Infuriate left and right
Phones are (in our current society) a Commodity; everyone "needs" a phone. For most people, they are the Primary Computing Device and Primary conduit in a connected world. The cheapest phone, or the most available phone will do. Android phones are a cheap and available alternative to the iPhone, so appeal to consumers as well as the Technorati.
The role of a Tablet is not as a Primary computing devices, but as a satellite computing device, Tablets are a Luxury. The only people who would purchase a Tablet other than an iPad are Technologists with a Political point of view. Any consumer who does any research whatsoever into Alternatives to the iPad will turn back to the iPad; the benefits of an Android Tablet (better Camera, Card Reader, USB Host, Legacy applet support, etc) pale into insignificance compared to the convenience of the iPad. A cheaper legacy device like a netbook is also significantly better than a Android Tablet in most of these regards too.
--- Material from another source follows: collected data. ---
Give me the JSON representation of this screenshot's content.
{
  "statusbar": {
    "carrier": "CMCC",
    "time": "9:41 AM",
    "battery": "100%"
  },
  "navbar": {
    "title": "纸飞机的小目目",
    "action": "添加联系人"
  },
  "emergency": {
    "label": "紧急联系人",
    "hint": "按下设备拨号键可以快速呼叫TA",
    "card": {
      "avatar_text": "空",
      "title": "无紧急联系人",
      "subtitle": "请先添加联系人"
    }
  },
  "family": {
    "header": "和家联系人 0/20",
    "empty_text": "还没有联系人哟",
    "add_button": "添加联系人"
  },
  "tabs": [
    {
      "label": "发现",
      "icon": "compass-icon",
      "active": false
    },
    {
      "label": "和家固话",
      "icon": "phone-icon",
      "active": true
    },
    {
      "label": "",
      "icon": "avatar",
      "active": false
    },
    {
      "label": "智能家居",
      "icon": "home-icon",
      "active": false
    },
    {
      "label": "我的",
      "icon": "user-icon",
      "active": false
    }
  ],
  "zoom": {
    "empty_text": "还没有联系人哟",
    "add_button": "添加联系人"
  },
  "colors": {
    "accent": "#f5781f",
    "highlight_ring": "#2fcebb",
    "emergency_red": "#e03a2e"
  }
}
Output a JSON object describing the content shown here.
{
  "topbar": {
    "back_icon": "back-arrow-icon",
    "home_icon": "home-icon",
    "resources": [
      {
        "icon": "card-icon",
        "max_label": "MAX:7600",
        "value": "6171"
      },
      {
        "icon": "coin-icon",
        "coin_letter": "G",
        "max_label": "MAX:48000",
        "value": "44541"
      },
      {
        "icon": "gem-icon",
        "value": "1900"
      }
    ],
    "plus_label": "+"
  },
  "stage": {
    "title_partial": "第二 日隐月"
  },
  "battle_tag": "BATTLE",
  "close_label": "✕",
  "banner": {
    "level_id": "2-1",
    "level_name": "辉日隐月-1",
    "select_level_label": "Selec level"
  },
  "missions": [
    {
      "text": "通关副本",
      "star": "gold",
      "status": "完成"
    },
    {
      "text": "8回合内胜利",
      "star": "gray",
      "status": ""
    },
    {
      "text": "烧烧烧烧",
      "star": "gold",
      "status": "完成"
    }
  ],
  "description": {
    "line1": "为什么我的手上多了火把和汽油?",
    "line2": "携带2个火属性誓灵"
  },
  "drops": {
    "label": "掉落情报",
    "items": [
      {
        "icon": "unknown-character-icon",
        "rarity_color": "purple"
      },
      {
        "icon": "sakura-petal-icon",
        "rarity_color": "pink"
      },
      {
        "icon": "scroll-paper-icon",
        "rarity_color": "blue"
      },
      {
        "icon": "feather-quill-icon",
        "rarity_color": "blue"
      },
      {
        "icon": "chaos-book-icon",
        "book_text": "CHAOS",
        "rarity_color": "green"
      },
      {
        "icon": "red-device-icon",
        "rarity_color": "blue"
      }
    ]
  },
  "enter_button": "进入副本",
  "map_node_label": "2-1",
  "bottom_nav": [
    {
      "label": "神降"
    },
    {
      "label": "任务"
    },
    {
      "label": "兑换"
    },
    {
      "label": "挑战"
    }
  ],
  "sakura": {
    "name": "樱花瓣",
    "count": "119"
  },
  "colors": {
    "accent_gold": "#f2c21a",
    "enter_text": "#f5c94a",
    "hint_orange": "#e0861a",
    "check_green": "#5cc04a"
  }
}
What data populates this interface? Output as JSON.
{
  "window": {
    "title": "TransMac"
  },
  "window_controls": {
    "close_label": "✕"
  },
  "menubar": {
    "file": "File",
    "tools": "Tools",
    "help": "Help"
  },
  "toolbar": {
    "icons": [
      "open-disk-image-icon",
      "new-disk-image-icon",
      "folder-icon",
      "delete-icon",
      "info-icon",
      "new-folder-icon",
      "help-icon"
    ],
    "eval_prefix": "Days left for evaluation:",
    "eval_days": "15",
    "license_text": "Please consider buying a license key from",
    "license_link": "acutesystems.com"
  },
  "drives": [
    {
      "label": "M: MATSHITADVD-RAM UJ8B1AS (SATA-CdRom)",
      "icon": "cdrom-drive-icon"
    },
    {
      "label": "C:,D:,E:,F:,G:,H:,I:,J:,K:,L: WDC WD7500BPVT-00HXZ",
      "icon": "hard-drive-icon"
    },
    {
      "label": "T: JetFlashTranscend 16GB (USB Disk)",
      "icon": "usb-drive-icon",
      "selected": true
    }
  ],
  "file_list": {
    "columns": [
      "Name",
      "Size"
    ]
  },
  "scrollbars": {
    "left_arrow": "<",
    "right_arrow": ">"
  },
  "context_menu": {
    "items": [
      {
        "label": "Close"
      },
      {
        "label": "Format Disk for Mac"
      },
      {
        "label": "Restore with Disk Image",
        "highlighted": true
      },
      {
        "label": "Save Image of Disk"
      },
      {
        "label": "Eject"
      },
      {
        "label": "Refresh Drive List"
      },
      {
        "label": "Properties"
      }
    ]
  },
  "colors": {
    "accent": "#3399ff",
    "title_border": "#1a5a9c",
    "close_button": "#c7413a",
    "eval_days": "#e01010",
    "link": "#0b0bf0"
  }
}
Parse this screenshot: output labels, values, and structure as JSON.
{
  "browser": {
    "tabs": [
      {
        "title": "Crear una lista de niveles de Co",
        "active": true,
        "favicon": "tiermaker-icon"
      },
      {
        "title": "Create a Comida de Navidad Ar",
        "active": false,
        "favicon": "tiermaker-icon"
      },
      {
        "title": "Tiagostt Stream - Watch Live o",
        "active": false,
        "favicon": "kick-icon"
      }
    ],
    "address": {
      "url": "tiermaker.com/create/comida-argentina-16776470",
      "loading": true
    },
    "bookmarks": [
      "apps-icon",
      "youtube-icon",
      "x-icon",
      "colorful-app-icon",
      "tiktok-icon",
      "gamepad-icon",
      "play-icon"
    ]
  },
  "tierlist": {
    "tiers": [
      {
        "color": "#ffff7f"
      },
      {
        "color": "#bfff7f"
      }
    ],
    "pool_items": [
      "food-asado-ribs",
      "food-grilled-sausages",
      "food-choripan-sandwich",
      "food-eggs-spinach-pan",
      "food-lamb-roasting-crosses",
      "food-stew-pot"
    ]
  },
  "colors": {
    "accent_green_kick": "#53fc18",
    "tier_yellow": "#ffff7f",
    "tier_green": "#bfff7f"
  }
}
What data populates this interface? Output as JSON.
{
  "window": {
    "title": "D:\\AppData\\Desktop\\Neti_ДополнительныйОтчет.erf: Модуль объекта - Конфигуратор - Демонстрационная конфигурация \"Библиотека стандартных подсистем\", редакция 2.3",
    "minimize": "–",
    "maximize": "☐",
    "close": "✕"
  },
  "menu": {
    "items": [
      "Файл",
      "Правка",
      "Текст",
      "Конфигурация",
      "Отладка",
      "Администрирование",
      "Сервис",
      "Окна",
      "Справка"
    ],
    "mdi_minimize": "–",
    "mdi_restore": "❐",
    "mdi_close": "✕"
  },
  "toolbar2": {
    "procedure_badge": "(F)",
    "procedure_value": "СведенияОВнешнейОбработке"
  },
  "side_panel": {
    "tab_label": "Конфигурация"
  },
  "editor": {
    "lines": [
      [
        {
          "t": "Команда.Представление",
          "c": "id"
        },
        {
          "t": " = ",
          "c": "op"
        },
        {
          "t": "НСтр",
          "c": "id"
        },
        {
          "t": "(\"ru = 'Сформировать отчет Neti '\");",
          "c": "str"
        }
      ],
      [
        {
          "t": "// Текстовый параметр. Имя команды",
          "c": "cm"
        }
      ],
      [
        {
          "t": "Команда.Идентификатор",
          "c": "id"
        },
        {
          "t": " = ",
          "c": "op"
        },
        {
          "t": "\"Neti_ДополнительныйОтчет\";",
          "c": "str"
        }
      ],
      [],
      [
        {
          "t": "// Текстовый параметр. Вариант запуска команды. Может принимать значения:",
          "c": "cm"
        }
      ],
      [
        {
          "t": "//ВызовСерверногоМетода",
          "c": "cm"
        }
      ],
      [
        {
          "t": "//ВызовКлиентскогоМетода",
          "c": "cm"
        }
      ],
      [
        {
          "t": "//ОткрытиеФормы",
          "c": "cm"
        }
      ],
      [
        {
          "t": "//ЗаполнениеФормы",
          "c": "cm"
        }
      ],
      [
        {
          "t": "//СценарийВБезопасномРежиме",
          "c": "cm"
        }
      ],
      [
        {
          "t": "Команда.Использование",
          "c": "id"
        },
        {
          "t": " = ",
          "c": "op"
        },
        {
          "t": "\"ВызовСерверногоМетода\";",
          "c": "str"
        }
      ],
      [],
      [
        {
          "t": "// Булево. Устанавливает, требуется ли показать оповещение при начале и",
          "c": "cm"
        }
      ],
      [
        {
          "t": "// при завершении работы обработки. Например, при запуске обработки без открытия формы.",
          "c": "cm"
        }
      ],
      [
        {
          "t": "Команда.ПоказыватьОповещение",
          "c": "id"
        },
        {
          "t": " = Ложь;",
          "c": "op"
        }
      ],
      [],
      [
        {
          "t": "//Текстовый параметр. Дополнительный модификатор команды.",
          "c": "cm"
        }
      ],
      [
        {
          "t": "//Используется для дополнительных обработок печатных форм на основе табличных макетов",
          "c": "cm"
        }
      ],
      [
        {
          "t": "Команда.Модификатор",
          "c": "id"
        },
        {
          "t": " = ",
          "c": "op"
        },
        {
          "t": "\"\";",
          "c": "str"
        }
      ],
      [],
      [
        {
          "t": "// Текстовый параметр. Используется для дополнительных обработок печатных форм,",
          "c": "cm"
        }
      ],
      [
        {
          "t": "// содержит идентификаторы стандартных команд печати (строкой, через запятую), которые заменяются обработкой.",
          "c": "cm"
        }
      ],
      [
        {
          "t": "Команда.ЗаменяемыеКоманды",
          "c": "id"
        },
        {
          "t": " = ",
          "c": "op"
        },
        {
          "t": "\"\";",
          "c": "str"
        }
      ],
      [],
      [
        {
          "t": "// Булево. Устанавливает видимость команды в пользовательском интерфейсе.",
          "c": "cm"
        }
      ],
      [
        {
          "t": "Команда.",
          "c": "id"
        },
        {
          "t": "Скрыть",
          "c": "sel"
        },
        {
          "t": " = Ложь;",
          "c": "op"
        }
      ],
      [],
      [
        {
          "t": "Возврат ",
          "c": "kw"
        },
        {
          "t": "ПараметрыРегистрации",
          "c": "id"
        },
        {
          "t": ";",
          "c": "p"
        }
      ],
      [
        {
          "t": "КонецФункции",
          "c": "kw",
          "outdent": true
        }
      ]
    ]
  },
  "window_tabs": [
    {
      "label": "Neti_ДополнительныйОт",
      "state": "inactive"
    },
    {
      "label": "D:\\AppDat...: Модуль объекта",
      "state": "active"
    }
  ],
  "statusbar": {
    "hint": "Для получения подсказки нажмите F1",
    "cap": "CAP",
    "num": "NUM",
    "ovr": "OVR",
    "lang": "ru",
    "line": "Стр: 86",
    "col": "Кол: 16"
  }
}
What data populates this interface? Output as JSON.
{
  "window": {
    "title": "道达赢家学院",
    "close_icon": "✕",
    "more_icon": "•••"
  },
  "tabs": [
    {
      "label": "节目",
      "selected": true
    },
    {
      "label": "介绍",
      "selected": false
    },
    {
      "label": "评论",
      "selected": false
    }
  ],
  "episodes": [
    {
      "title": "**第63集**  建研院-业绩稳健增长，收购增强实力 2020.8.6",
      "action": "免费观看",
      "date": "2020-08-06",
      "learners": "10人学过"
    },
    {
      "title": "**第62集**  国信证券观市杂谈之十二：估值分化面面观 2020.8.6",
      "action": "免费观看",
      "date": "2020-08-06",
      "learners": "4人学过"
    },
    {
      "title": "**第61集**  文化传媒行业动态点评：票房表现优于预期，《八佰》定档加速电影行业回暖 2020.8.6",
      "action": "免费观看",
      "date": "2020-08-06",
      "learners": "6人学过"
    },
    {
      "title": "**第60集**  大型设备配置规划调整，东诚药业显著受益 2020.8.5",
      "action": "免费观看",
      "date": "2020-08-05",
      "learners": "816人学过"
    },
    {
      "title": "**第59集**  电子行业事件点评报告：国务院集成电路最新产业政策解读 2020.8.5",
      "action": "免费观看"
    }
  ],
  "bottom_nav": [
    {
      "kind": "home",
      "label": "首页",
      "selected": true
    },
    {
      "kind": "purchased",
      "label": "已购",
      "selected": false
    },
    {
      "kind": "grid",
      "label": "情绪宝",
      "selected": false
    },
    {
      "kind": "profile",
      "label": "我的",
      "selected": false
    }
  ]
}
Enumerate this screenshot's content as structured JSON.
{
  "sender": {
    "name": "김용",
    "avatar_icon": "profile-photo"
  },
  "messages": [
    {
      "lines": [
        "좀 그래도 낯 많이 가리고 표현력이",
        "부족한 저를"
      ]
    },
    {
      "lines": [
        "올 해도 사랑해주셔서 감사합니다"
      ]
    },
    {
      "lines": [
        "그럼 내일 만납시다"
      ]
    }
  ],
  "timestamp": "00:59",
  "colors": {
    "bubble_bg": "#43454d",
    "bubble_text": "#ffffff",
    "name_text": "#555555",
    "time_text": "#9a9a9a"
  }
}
Last time I compared the 11" Air to Dell's popular 10" netbooks (a few months ago), it was actually lighter and smaller in most dimensions (just a bit wider, significantly thinner, and a bit less deep), plus it was more powerful, had better battery life, a full-size keyboard, and a larger screen. Yes, the Air cost 2.5x as much, but you do get a lot out of it, including the same small size and ultraportability of a netbook (at least compared to the 10" variety that seem most popular now).
"In its quarterly filing, Microsoft indicated that the consumer PC market was the primary culprit for the decline — pointing in particular to a 40 percent decline in netbook sales in the consumer market. That’s more evidence of the iPad’s impact on the market. Many consumers are opting for the Apple slate rather than Windows-based netbooks to fill the gap between the PC and the phone."
Stick a fork in the netbook, it is done. It's niche has been largely taken over by a combination of the smartphone and the tablet. To blame "fanboys" for 40% market moves is ridiculous to the extreme and not a little trollish.
If all else fails, immortality can always be assured by spectacular error.
(All that said, the Air is definitely lighter and would be tempting if there was an option for a matte screen. I don't buy computers in order to stare at my own face.)
I remember when laptops first starting moving to glossy screens. I asked my optics professor "glossy or matte?"
He said with a glossy screen at least he has the option of adjusting the angle so he doesn't get glare, whereas a matte screen will have glare no matter what the angle.
His answer is the obvious one once you think about it... and you'll never go back to matte screens. Matte screens produce a lot of diffuse glare as well as diffuse the screen image so that the screen has less contrast and brightness to deal with reflections that are there.
If you want less reflections, matte isn't the way to do it... add a AR coating.